Director: David Lynch
Writer: David Lynch
Year: 1977 (film), 2002 (DVD)
So Sunday I was able to scratch Erasurehead off my list of movies to see. Despite my appreciation of David Lynch’s films, I’ve been reluctant to view this one; its reputation for weirdness intimidated me. However, one thing I want to do in 2007 is whittle said list down to more of a list and less of a chapter.
The fellow at Film Buff confirmed Erasurehead’s weirdness, but assured me it was worth seeing. My money says most viewers imbibed prior to its screening. Not my style, but I did have a can of Strongbow close at hand. It took me close to two hours to finish, so my reaction is sober.
Many have described Lynch’s debut feature film as a masterpiece. I have a hard time with that; how can one’s first full-length film be one’s best? Certainly, it bespeaks of later cinematic ingenuity, but a masterpiece? I think that’s the acid talking.

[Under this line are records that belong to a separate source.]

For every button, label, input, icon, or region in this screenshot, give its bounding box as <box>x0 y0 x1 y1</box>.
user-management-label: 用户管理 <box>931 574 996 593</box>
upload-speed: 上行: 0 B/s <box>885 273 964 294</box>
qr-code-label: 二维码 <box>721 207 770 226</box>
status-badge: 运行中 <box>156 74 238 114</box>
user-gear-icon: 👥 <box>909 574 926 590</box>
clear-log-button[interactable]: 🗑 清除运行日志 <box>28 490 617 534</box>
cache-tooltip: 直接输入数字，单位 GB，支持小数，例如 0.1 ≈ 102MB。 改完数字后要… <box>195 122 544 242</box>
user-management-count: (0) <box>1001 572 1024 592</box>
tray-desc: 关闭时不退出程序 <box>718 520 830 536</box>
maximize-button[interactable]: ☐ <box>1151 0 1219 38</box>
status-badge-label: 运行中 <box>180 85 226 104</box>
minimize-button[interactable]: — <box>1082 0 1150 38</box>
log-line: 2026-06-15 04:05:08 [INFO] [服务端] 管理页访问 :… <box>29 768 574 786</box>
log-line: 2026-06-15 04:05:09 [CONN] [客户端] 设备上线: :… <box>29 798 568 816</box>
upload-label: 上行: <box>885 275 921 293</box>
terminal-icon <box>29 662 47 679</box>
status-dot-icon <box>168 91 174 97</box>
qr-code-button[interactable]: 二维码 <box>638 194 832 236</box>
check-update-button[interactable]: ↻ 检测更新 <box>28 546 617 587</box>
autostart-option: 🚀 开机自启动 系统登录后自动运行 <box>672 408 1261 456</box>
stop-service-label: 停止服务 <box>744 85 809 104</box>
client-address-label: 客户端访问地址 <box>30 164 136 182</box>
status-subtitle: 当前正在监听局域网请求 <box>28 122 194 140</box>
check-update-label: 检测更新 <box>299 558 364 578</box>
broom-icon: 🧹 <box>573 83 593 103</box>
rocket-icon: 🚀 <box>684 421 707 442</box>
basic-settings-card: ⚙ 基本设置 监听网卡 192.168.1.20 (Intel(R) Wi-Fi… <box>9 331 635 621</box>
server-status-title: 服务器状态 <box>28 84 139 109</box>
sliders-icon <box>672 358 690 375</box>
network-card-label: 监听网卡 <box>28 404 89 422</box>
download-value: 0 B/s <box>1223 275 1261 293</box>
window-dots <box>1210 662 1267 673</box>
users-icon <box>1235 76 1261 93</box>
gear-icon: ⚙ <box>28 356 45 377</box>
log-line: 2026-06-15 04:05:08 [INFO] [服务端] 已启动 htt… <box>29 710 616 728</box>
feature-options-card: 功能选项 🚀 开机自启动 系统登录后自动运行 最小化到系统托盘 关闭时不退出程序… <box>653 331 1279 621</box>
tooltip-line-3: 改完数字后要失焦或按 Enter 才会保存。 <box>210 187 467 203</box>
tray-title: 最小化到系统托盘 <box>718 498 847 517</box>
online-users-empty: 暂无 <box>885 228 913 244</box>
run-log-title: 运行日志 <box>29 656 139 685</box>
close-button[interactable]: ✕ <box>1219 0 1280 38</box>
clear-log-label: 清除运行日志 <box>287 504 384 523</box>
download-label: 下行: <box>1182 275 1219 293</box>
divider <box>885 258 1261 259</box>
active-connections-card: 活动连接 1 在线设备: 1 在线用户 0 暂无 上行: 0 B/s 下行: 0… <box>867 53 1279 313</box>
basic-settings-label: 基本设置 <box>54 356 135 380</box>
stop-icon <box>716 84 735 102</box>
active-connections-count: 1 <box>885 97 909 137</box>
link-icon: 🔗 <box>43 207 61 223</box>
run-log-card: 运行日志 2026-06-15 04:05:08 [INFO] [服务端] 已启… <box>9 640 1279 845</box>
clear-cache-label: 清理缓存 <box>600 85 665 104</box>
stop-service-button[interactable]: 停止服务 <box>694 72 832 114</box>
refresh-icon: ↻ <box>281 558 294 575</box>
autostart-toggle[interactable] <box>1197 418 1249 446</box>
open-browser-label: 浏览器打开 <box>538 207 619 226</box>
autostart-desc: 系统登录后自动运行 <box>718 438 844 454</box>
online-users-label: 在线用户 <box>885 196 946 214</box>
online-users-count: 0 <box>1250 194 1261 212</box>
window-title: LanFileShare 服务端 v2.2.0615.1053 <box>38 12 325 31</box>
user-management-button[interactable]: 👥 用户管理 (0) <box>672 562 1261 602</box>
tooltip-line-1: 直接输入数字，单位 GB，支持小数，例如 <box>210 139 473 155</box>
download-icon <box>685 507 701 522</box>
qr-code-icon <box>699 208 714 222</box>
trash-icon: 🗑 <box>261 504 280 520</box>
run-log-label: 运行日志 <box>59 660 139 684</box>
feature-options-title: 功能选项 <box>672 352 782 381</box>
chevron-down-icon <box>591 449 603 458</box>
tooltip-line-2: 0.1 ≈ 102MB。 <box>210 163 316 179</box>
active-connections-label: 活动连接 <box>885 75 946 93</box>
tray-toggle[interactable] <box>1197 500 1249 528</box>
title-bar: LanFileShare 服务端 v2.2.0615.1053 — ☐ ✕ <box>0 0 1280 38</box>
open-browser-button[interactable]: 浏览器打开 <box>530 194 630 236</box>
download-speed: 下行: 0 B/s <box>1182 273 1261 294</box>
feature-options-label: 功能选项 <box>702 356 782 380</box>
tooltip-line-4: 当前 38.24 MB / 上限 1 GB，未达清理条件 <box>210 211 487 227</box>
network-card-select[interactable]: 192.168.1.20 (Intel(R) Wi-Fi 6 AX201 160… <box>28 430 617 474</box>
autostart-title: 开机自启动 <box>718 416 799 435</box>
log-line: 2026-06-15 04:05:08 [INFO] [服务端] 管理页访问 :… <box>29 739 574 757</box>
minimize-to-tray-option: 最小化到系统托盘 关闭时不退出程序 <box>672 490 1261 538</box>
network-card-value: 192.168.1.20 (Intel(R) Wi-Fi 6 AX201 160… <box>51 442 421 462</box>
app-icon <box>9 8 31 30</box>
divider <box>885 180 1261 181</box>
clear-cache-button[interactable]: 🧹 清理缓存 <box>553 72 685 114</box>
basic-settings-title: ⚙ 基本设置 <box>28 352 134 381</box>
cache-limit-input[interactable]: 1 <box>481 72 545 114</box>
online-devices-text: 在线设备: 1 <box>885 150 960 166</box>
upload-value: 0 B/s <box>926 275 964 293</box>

Erasurehead feels like a young filmmaker with something to say. It’s definitely over-the-top and chock full of symbolism, be it conscious or no. The director readily admits that his life in Pittsburg informed his film: the industrial environment, the constant mechanical noise, the small communities that spring up amidst the machines. Other things crop up. Filmed in black and white, Erasurehead had a classic 1950s feel to it despite its being shot in the 1970s. The atomic-age Woman in the Radiator seemed somewhat Fellini-esque; indeed, the whole picture appeared to be informed by postwar Italian cinema.
Certainly postwar Italy bore little or no resemblance to postwar America, but what I got from Erasurehead is a comment on the American dream. So in this way, it’s a comment on promises unfulfilled. That the promise of a family, a job, a house, a car, and a stable life is a pipe dream: the pipes in the X’s house, the radiator in the apartment, the pipe-style headboard and footboard. Recall Bill X’s comment, “I remember when this was pastoral, before the pipes.” Admittedly, my analysis is very rudimentary and cliché. Nevertheless, I think it’s borne out.
I don’t think the basis of the film is particularly weird; indeed, I think its actually quite normal. Henry works at a boring job, lives an uneventful life, has a girlfriend, Mary X, who he doesn’t see much, and finds out she’s had his child. He meets the family and makes average conversation. It’s the space between that’s discomforting. Conversation isn’t fluffed up with non sequitors to fill the air. Who hasn’t felt strange “meeting the parents”? Mind you, we don’t all have the same eerie experience with chicken, but the meal never feels right, never tastes the same. People always look a little strange. Lynch merely stretched that sensation out—way out.
So the new parents set up house in Henry’s dire little apartment, and we get glimpse at their child, the one Mrs. X calls “premature” and Mary says, “Doesn’t even look like a baby.” Yup. Looks pretty strange and we recoil. But think about it. How strange does it really look? Don’t most parents (usually fathers) describe their newborns as appearing “alien”? They’re wrinkly and wet and red and cry and demand and get sick… Mary’s frustration and sleep deprivation are hardly weird. Lynch just skews them thus. Makes me wonder if he was, in fact, a new dad at the time. He seemed to nail it just right.
There’s lots of other things going on in Erasurehead: the man on the planet, the pencil machine, losing one’s head, etc. But if you really think about it, David Lynch has merely given form to the various neuroses from which we all suffer, and it makes us uncomfortable. Being uncomfortable is good because it makes us squirm, which makes us move. Otherwise, we are like he morbidly fat man on the couch and become one in the same.
I highly recommend sitting through the “Stories” special feature on the DVD. Lynch has a wonderful speaking style, which is echoed in his films. His new venture, Inland Empire, did the festival circuit in 2006 and appears to have had a limited release. Hopefully, wider screenings are planned for 2007.